At the same time, my perception of exhibitions began to change. In recent years, driven by social media and even cultural institutions, exhibitions have taken on a more touristic character. Large-scale installations designed for visual impact and shareability, along with displays that lack engagement with historical and spatial context, have turned exhibitions into a kind of consumables.
As the residency drew to a close, I presented a curatorial research project and invited Zhen Zhen Qi, a Uyghur Ph.D. candidate in visual arts at Columbia University, for a public dialogue. Our conversation began with the urgent issue of labor automation, examining the conceptual gap between the “machines” (organized inorganics vs organizing inorganics) we speak of in theory and those currently being developed in practice. We explored how art might offer a critical counterpoint to technology and immersive aesthetics, proposing ways in which artistic practices can resist or transcend these dominant paradigms. We also questioned works labeled as artistic creations but in fact merely appropriate the form of art and the rhetoric of marketing.

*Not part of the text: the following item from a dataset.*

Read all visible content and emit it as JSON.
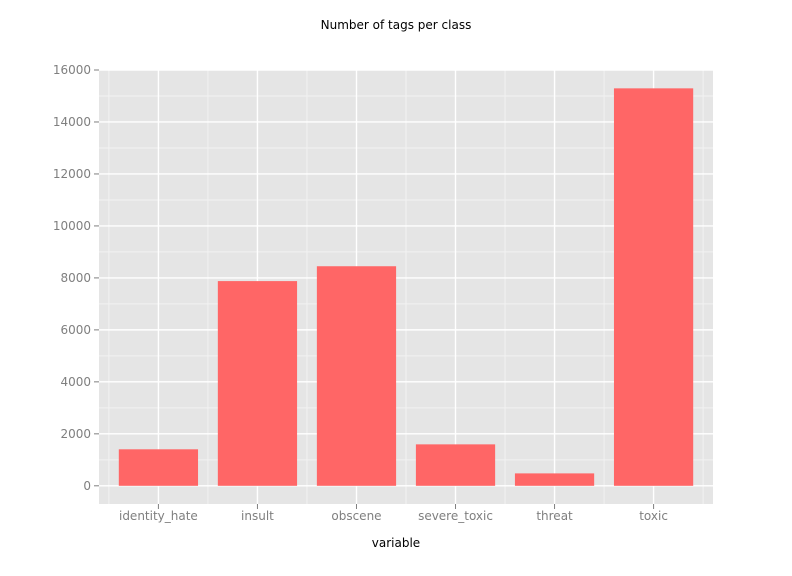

Seeing how ideas take tangible form in daily life struck me most in New York. I noticed that Asian communities have begun to focus more on building local networks and making their voices heard. As for the residency, I recommend actively participating in events and reaching out to local artists. Acts that might invite gossip or hierarchical judgment in Taiwan are considered normal in New York. No medium can truly convey this rare sense of freedom.